Die gegenseitige Anerkennung von Berufen ist kein Treiber für die grenzüberschreitende Mobilität von Arbeitskräften. Eine Nicht-Anerkennung von beruflichen Qualifikationen kann aber zu schlechteren Jobs führen.

UM – 11/2019

Ein Drittel der Wanderarbeitnehmerinnen und Wanderarbeitnehmer fühlen sich für ihren Job überqualifiziert. In der Pflege sind es sogar 40 Prozent. Der Grund: Fehlende Sprachkenntnisse, aber auch eine mangelhafte Anerkennung ihrer professionellen Qualifikationen.

Anerkennung von Berufsqualifikationen im Fokus

Dies ist ein Ergebnis der Studie „Labour mobility and recognition in the regulated professions“, die im Auftrag des Parlamentsausschusses für Arbeit und Soziales (EMPL) von der Parlaments-Generaldirektion „Interne Politikbereiche der Union“ erstellt worden ist. Diese hat zum Ziel, den Mitgliedern des Europäischen Parlaments einen aktuellen Überblick zu geben, zu welchen Ergebnissen die im Jahr 2013 überarbeitete Richtlinie über die Anerkennung von Berufsqualifikationen vom 7. September 2005 bislang geführt hat und wie das europäische System der Anerkennung von beruflichen Qualifikationen arbeitet. Am 5. November wurde dazu im Ausschuss berichtet.

Bei Medizinerinnen und Medizinern läuft es gut

Haupterkenntnis der Studie ist, dass das automatische Anerkennungsverfahren, welches für Berufe eingerichtet worden ist, für die ein Mindestmaß an beruflicher Erfahrung EU-weit einheitlich vorgeschrieben wird, gut funktioniert. Das gilt zum Beispiel für Ärztinnen und Ärzte, aber auch für Krankenpflegerinnen und -pfleger.

Bei Tischlerinnen und Tischlern läuft es nicht so gut

Da wo harmonisierende Vorgaben fehlen, wird es schwieriger. Hier schlagen die Unterschiede durch, die an Ausbildung und berufliche Anforderungen national gestellt werden und behindern die gegenseitige Anerkennung von Job-Qualifikationen. In der Folge geraten Menschen, die wegen der Partnerschaft, Arbeitslosigkeit, Verdienst oder sonstigen Gründen im EU-Ausland eine neue Berufsperspektive suchen, in Beschäftigungsverhältnisse, die unter ihren Möglichkeiten liegen. Verfügbares und wertvolles Potential bleibt ungenutzt.

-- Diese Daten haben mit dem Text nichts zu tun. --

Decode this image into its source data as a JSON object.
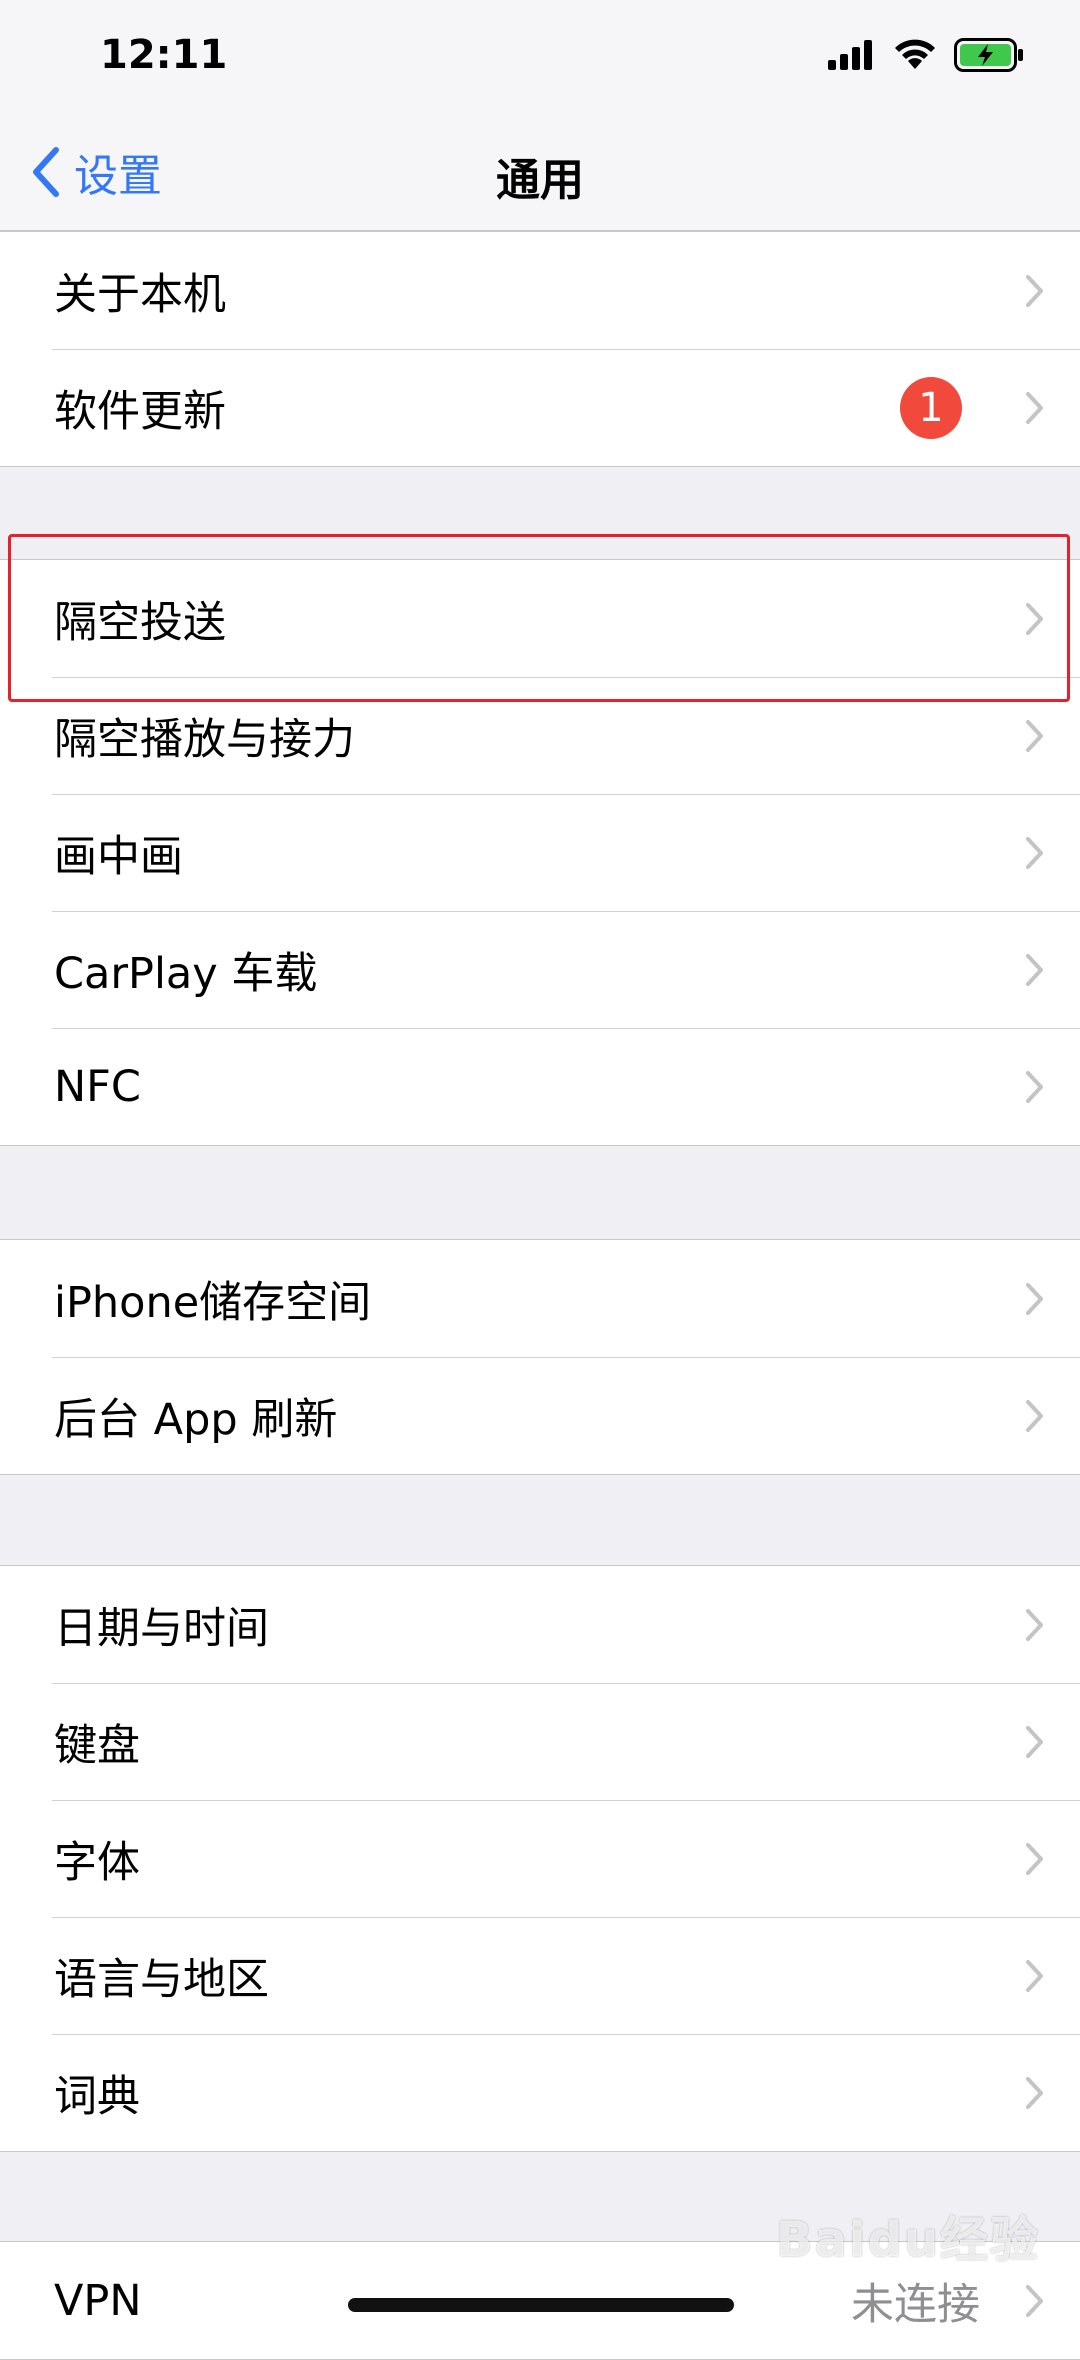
{
  "status": {
    "time": "12:11",
    "icons": [
      "signal-icon",
      "wifi-icon",
      "battery-charging-icon"
    ],
    "battery_color": "#3fc84b"
  },
  "nav": {
    "back_label": "设置",
    "title": "通用",
    "accent": "#3478f6"
  },
  "groups": [
    {
      "items": [
        {
          "label": "关于本机"
        },
        {
          "label": "软件更新",
          "badge": "1"
        }
      ]
    },
    {
      "items": [
        {
          "label": "隔空投送"
        },
        {
          "label": "隔空播放与接力"
        },
        {
          "label": "画中画"
        },
        {
          "label": "CarPlay 车载"
        },
        {
          "label": "NFC"
        }
      ]
    },
    {
      "items": [
        {
          "label": "iPhone储存空间"
        },
        {
          "label": "后台 App 刷新"
        }
      ]
    },
    {
      "items": [
        {
          "label": "日期与时间"
        },
        {
          "label": "键盘"
        },
        {
          "label": "字体"
        },
        {
          "label": "语言与地区"
        },
        {
          "label": "词典"
        }
      ]
    },
    {
      "items": [
        {
          "label": "VPN",
          "value": "未连接"
        }
      ]
    }
  ],
  "watermark": "Baidu经验",
  "highlight_color": "#e8202b"
}
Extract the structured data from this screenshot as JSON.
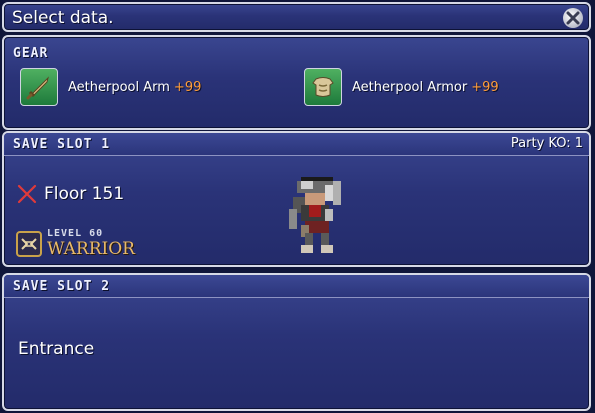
{
  "title_bar": {
    "text": "Select data.",
    "close_icon": "close-icon"
  },
  "gear": {
    "label": "GEAR",
    "items": [
      {
        "name": "Aetherpool Arm",
        "bonus": "+99",
        "icon": "sword-icon"
      },
      {
        "name": "Aetherpool Armor",
        "bonus": "+99",
        "icon": "armor-icon"
      }
    ]
  },
  "slots": [
    {
      "label": "SAVE SLOT 1",
      "party_ko": "Party KO: 1",
      "floor": "Floor 151",
      "floor_icon": "x-mark-icon",
      "level": "LEVEL 60",
      "job": "WARRIOR",
      "job_icon": "warrior-emblem-icon"
    },
    {
      "label": "SAVE SLOT 2",
      "location": "Entrance"
    }
  ],
  "colors": {
    "panel_bg": "#2a3378",
    "border": "#d6d9e6",
    "bonus": "#ff9d3a",
    "job_name": "#e7b96a",
    "x_mark": "#e03a3a"
  }
}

Transparenz erforderlich  

Eingeräumt wird, dass die Evidenz und die verfügbaren Daten zur Beurteilung der Wirkungen der Berufsqualifikationsrichtlinie begrenzt sind. Das ist auch Ausfluss des relativ kurzen Betrachtungszeitraums. Die überarbeitete Richtlinie 2013/55/EU ist erst im Jahr 2016 durch die Mitgliedstaaten vollständig umgesetzt worden. Informationen und Transparenz seien erforderlich, um abschließend zu beurteilen, wie die Richtlinie über die Anerkennung von Berufsqualifikationen effektiv in der Praxis umgesetzt werden kann und zwar auf europäischer wie auf nationaler Ebene.

Die Anerkennung von Berufsqualifikationen liegt in der Kompetenz der Mitgliedstaaten. Die Ergebnisse der Studie sind auch als ein Appell zu verstehen, auf diesem Feld mehr europäische Gemeinsamkeit zu wagen. Quantitativ mag das nicht zu Buche schlagen – die Menschen wandern mit und ohne gegenseitige berufliche Anerkennung. Im Zweifel finden sie aber die besseren Jobs.